Hermione was minimally relieved by Harry's reassurances, but it still did nothing to assuage the guilt. And now, tonight, she was looking at what would be another few hours of troubled sleep. She decided that she would take a Sleeping Draught if she was unable to doze off within a reasonable period of time, but first she would try other things.

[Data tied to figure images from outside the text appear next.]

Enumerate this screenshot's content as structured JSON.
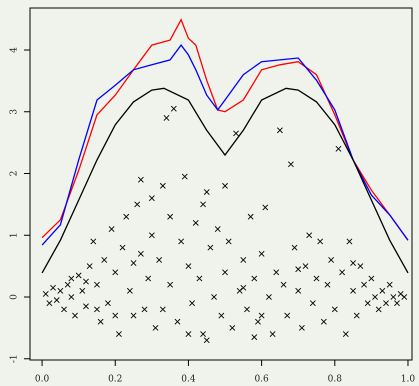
{
  "chart_data": {
    "type": "scatter",
    "xlim": [
      -0.033,
      1.011
    ],
    "ylim": [
      -1.02,
      4.68
    ],
    "xticks": [
      {
        "value": 0,
        "label": "0.0"
      },
      {
        "value": 0.2,
        "label": "0.2"
      },
      {
        "value": 0.4,
        "label": "0.4"
      },
      {
        "value": 0.6,
        "label": "0.6"
      },
      {
        "value": 0.8,
        "label": "0.8"
      },
      {
        "value": 1,
        "label": "1.0"
      }
    ],
    "yticks": [
      -1,
      0,
      1,
      2,
      3,
      4
    ],
    "series": [
      {
        "type": "scatter",
        "marker": "x",
        "color": "#000000",
        "x": [
          0.01,
          0.02,
          0.03,
          0.04,
          0.05,
          0.06,
          0.07,
          0.08,
          0.09,
          0.1,
          0.11,
          0.12,
          0.13,
          0.14,
          0.15,
          0.16,
          0.17,
          0.18,
          0.19,
          0.2,
          0.21,
          0.22,
          0.23,
          0.24,
          0.25,
          0.26,
          0.27,
          0.28,
          0.29,
          0.3,
          0.31,
          0.32,
          0.33,
          0.34,
          0.35,
          0.36,
          0.37,
          0.38,
          0.39,
          0.4,
          0.41,
          0.42,
          0.43,
          0.44,
          0.45,
          0.46,
          0.47,
          0.48,
          0.49,
          0.5,
          0.51,
          0.52,
          0.53,
          0.54,
          0.55,
          0.56,
          0.57,
          0.58,
          0.59,
          0.6,
          0.61,
          0.62,
          0.63,
          0.64,
          0.65,
          0.66,
          0.67,
          0.68,
          0.69,
          0.7,
          0.71,
          0.72,
          0.73,
          0.74,
          0.75,
          0.76,
          0.77,
          0.78,
          0.79,
          0.8,
          0.81,
          0.82,
          0.83,
          0.84,
          0.85,
          0.86,
          0.87,
          0.88,
          0.89,
          0.9,
          0.91,
          0.92,
          0.93,
          0.94,
          0.95,
          0.96,
          0.97,
          0.98,
          0.99,
          0.12,
          0.2,
          0.27,
          0.3,
          0.35,
          0.44,
          0.5,
          0.58,
          0.15,
          0.25,
          0.4,
          0.55,
          0.7,
          0.85,
          0.6,
          0.33,
          0.45,
          0.08
        ],
        "values": [
          0.05,
          -0.1,
          0.15,
          -0.05,
          0.1,
          -0.2,
          0.2,
          0.0,
          -0.3,
          0.35,
          0.1,
          -0.15,
          0.5,
          0.9,
          0.2,
          -0.4,
          0.6,
          -0.1,
          1.1,
          0.4,
          -0.6,
          0.8,
          1.3,
          0.1,
          -0.3,
          1.5,
          0.7,
          -0.2,
          0.3,
          1.0,
          -0.5,
          0.6,
          1.8,
          2.9,
          0.2,
          3.05,
          -0.4,
          0.9,
          1.95,
          0.5,
          -0.1,
          1.2,
          0.3,
          -0.6,
          1.7,
          0.8,
          0.0,
          1.1,
          -0.3,
          0.4,
          0.9,
          -0.5,
          2.65,
          0.1,
          0.6,
          -0.2,
          1.3,
          0.3,
          -0.4,
          0.7,
          1.45,
          0.0,
          -0.6,
          0.4,
          2.7,
          0.2,
          -0.3,
          2.15,
          0.8,
          0.1,
          -0.5,
          0.5,
          1.0,
          -0.1,
          0.3,
          0.9,
          -0.4,
          0.2,
          0.6,
          -0.2,
          2.4,
          0.4,
          -0.6,
          0.9,
          0.1,
          -0.3,
          0.5,
          0.2,
          -0.1,
          0.3,
          0.0,
          -0.2,
          0.1,
          -0.1,
          0.2,
          0.0,
          -0.1,
          0.05,
          0.0,
          0.25,
          -0.3,
          1.9,
          1.6,
          1.3,
          1.5,
          1.8,
          -0.65,
          -0.2,
          0.55,
          -0.6,
          0.15,
          0.45,
          0.55,
          -0.3,
          -0.2,
          -0.7,
          0.3
        ]
      },
      {
        "type": "line",
        "color": "#ff0000",
        "x": [
          0,
          0.05,
          0.1,
          0.15,
          0.2,
          0.25,
          0.3,
          0.35,
          0.38,
          0.4,
          0.42,
          0.45,
          0.48,
          0.5,
          0.55,
          0.6,
          0.65,
          0.7,
          0.75,
          0.8,
          0.85,
          0.9,
          0.95,
          1
        ],
        "values": [
          0.96,
          1.25,
          2.05,
          2.95,
          3.27,
          3.68,
          4.08,
          4.16,
          4.49,
          4.19,
          4.08,
          3.51,
          3.03,
          3.0,
          3.19,
          3.68,
          3.76,
          3.81,
          3.6,
          2.95,
          2.22,
          1.73,
          1.33,
          0.92
        ]
      },
      {
        "type": "line",
        "color": "#0000ff",
        "x": [
          0,
          0.05,
          0.1,
          0.15,
          0.2,
          0.25,
          0.3,
          0.35,
          0.38,
          0.4,
          0.42,
          0.45,
          0.48,
          0.5,
          0.55,
          0.6,
          0.65,
          0.7,
          0.75,
          0.8,
          0.85,
          0.9,
          0.95,
          1
        ],
        "values": [
          0.84,
          1.17,
          2.22,
          3.19,
          3.43,
          3.68,
          3.76,
          3.84,
          4.08,
          3.92,
          3.68,
          3.27,
          3.03,
          3.19,
          3.6,
          3.81,
          3.84,
          3.87,
          3.51,
          3.03,
          2.22,
          1.65,
          1.33,
          0.92
        ]
      },
      {
        "type": "line",
        "color": "#000000",
        "x": [
          0,
          0.05,
          0.1,
          0.15,
          0.2,
          0.25,
          0.3,
          0.333,
          0.4,
          0.45,
          0.5,
          0.55,
          0.6,
          0.667,
          0.7,
          0.75,
          0.8,
          0.85,
          0.9,
          0.95,
          1
        ],
        "values": [
          0.39,
          0.92,
          1.57,
          2.22,
          2.79,
          3.16,
          3.35,
          3.38,
          3.19,
          2.7,
          2.3,
          2.7,
          3.19,
          3.38,
          3.35,
          3.16,
          2.79,
          2.22,
          1.57,
          0.92,
          0.39
        ]
      }
    ]
  }
}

After soaking in a hot bath until her skin wrinkled and sweat broke out on her forehead, Hermione pulled on her nightgown and hunted for something to read. She stood in front of her bookshelves, her hand hovering here and there over possible titles. It wasn't until she spotted Hogwarts: A History and felt the flood of warm, happy memories that came with the well-worn book that she knew she'd found her bedtime reading material.

Hermione fixed herself a cup of herbal tea, then curled up in bed and began to read.